Description
A groundbreaking collective work of history by a group of incarcerated scholars that resurrects the lost truth about the first women’s prison
What if prisoners were to write the history of their own prison? What might that tell them—and all of us—about the roots of the system that incarcerates so many millions of Americans?
In this groundbreaking and revelatory volume, a group of incarcerated women at the Indiana Women’s Prison have assembled a chronicle of what was originally known as the Indiana Reformatory Institute for Women and Girls, founded in 1873 as the first totally separate prison for women in the United States. In an effort that has already made the national news, and which was awarded the Indiana History Outstanding Project for 2016 by the Indiana Historical Society, the Indiana Women’s Prison History Project worked under conditions of sometimes-extreme duress, excavating documents, navigating draconian limitations on what information incarcerated scholars could see or access, and grappling with the unprecedented challenges stemming from co-authors living on either side of the prison walls.
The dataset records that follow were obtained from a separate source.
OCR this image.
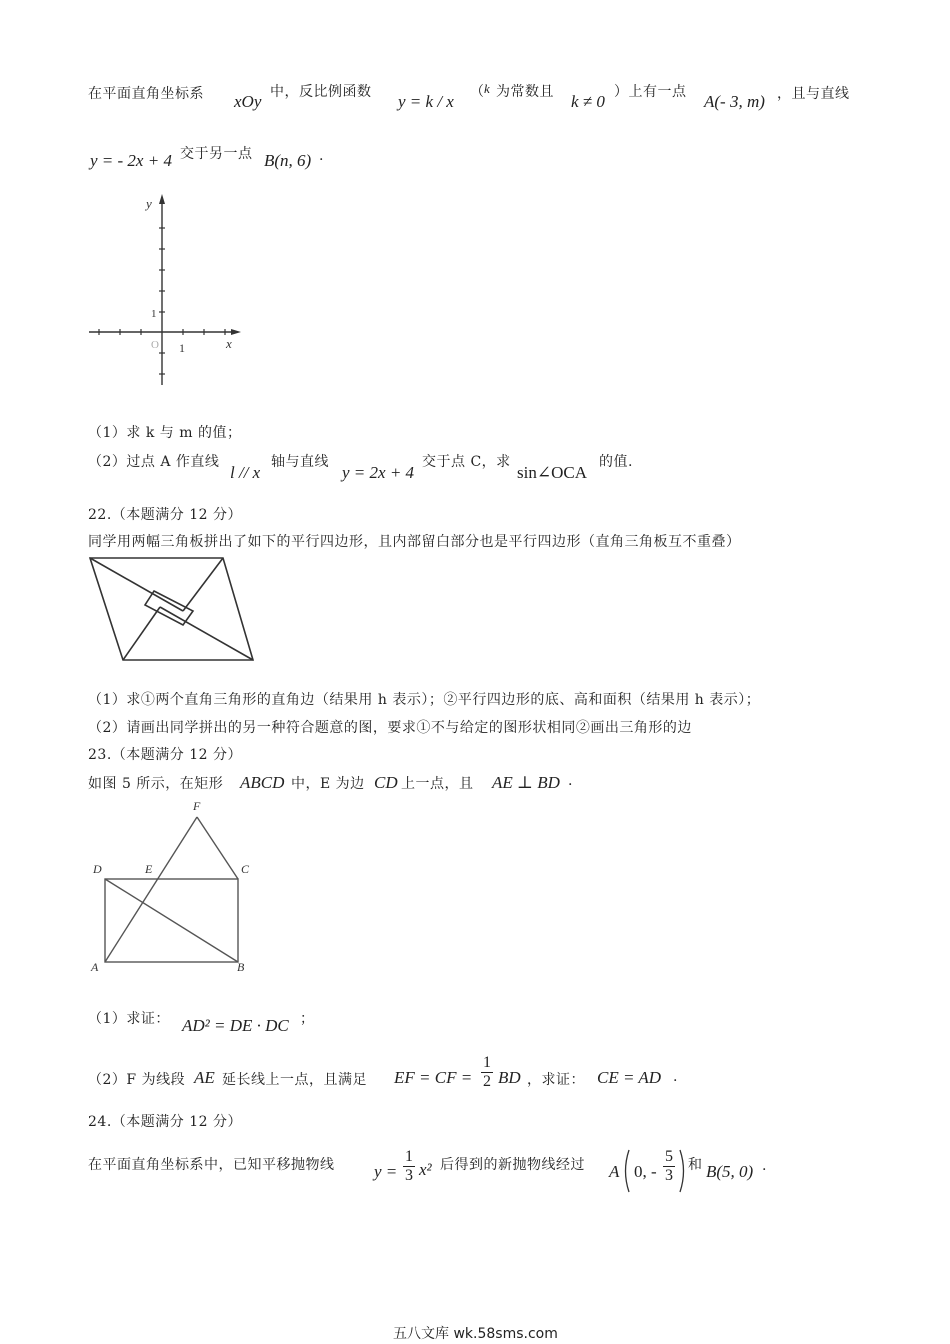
在平面直角坐标系 xOy 中，反比例函数 y = k / x （ k 为常数且 k ≠ 0 ）上有一点 A(- 3, m) ，且与直线
y = - 2x + 4 交于另一点 B(n, 6) .
y
x
1
1
O
（1）求 k 与 m 的值；
（2）过点 A 作直线
l // x
轴与直线
y = 2x + 4
交于点 C，求
sin∠OCA
的值.
22.（本题满分 12 分）
同学用两幅三角板拼出了如下的平行四边形，且内部留白部分也是平行四边形（直角三角板互不重叠）
（1）求①两个直角三角形的直角边（结果用 h 表示）；②平行四边形的底、高和面积（结果用 h 表示）；
（2）请画出同学拼出的另一种符合题意的图，要求①不与给定的图形状相同②画出三角形的边
23.（本题满分 12 分）
如图 5 所示，在矩形 ABCD 中，E 为边 CD 上一点，且 AE ⊥ BD .
F
D	E	C
A	B
（1）求证： AD² = DE · DC ；
（2）F 为线段 AE 延长线上一点，且满足 EF = CF =
1
2 BD ，求证： CE = AD .
24.（本题满分 12 分）
在平面直角坐标系中，已知平移抛物线 y =
1
3 x² 后得到的新抛物线经过 A 0, -
5
3
和 B(5, 0) .
五八文库 wk.58sms.com
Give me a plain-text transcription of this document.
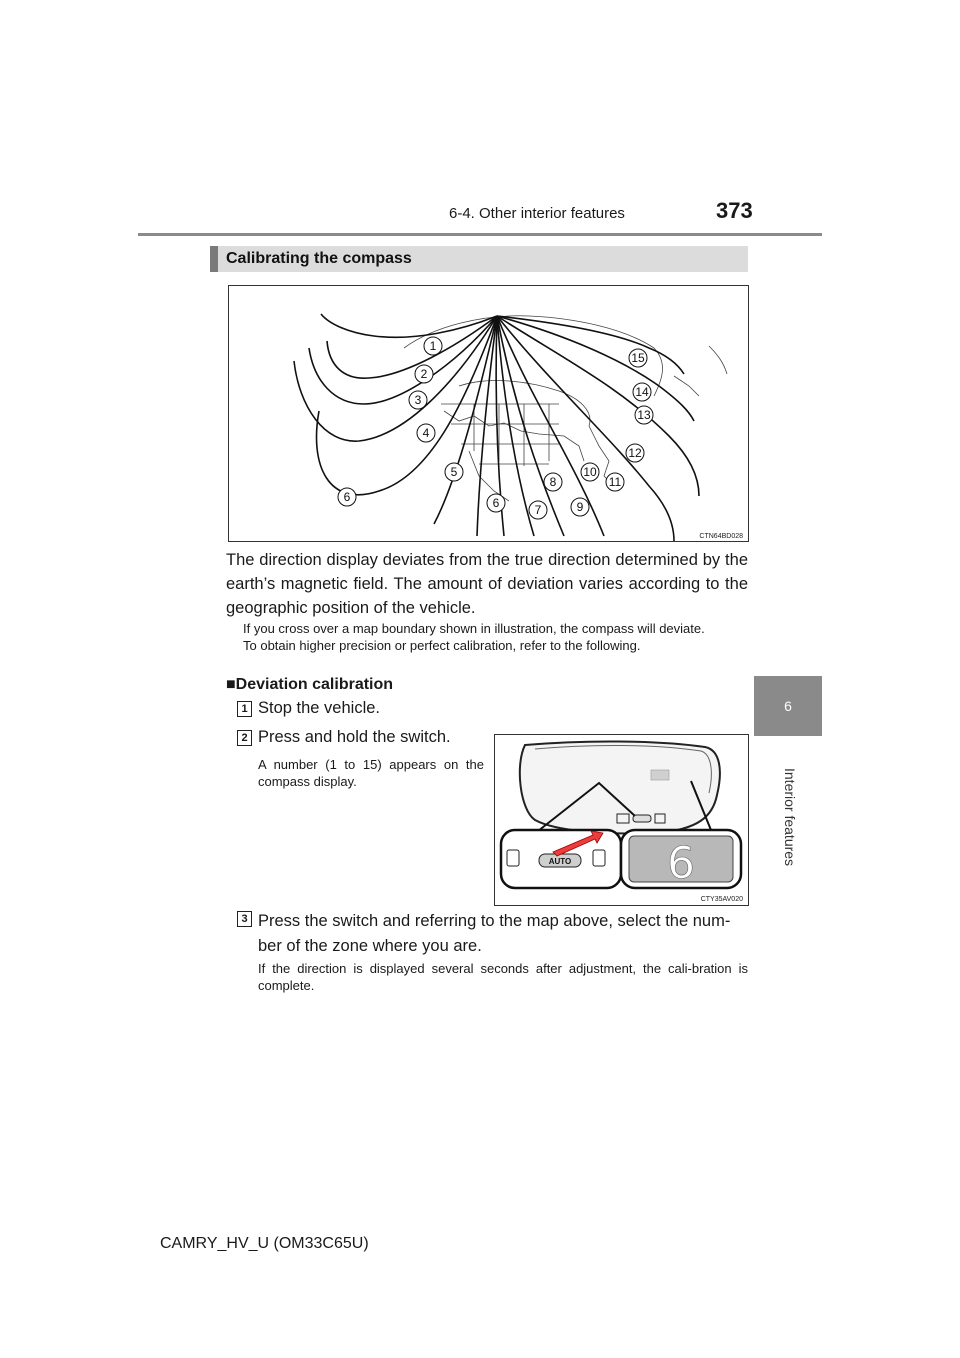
6-4. Other interior features	373
6
Interior features
Calibrating the compass
1
2
3
4
5
6	6	7
8
9
10
11
12
13
14
15
CTN64BD028
The direction display deviates from the true direction determined by the earth’s magnetic field. The amount of deviation varies according to the geographic position of the vehicle.
If you cross over a map boundary shown in illustration, the compass will deviate.
To obtain higher precision or perfect calibration, refer to the following.
■Deviation calibration
1 Stop the vehicle.
2 Press and hold the switch.
A number (1 to 15) appears on the compass display.
AUTO 6
CTY35AV020
3 Press the switch and referring to the map above, select the num-ber of the zone where you are.
If the direction is displayed several seconds after adjustment, the cali-bration is complete.
CAMRY_HV_U (OM33C65U)
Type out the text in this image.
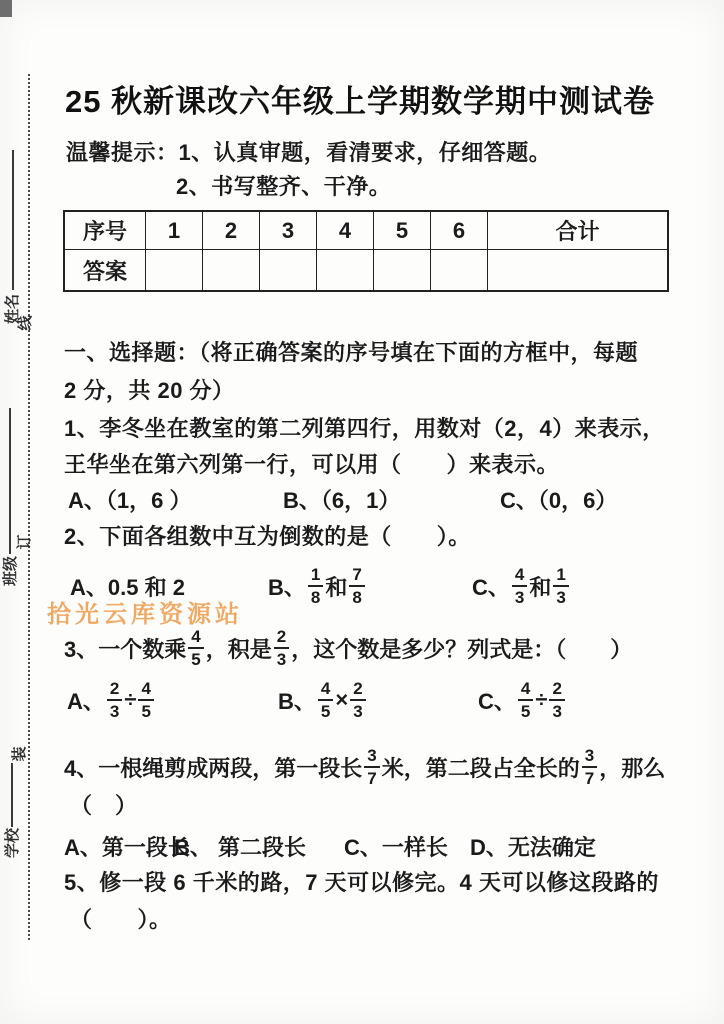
姓名
线
班级
订
装
学校
25 秋新课改六年级上学期数学期中测试卷
温馨提示：1、认真审题，看清要求，仔细答题。
2、书写整齐、干净。
序号	1	2	3	4	5	6	合计
答案							
一、选择题：（将正确答案的序号填在下面的方框中，每题
2 分，共 20 分）
1、李冬坐在教室的第二列第四行，用数对（2，4）来表示，
王华坐在第六列第一行，可以用（　　）来表示。
A、（1，6 ）	B、（6，1）	C、（0，6）
2、下面各组数中互为倒数的是（　　）。
A、0.5 和 2	B、 $\frac{1}{8}$ 和 $\frac{7}{8}$	C、 $\frac{4}{3}$ 和 $\frac{1}{3}$
拾光云库资源站
3、一个数乘 $\frac{4}{5}$ ，积是 $\frac{2}{3}$ ，这个数是多少？列式是：（　　）
A、 $\frac{2}{3} \div \frac{4}{5}$	B、 $\frac{4}{5} \times \frac{2}{3}$	C、 $\frac{4}{5} \div \frac{2}{3}$
4、一根绳剪成两段，第一段长 $\frac{3}{7}$ 米，第二段占全长的 $\frac{3}{7}$ ，那么
（　）
A、第一段长
B、 第二段长 C、一样长 D、无法确定
5、修一段 6 千米的路，7 天可以修完。4 天可以修这段路的
（　　）。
With contributions from ten incarcerated or formerly incarcerated women, the result is like nothing ever produced in the historical literature: a document that is at once a shocking revelation of the roots of America’s first prison for women, and also a meditation on incarceration itself. Who Would Believe a Prisoner? is a book that will be read and studied for years to come as the nation continues to grapple with the crisis of mass incarceration.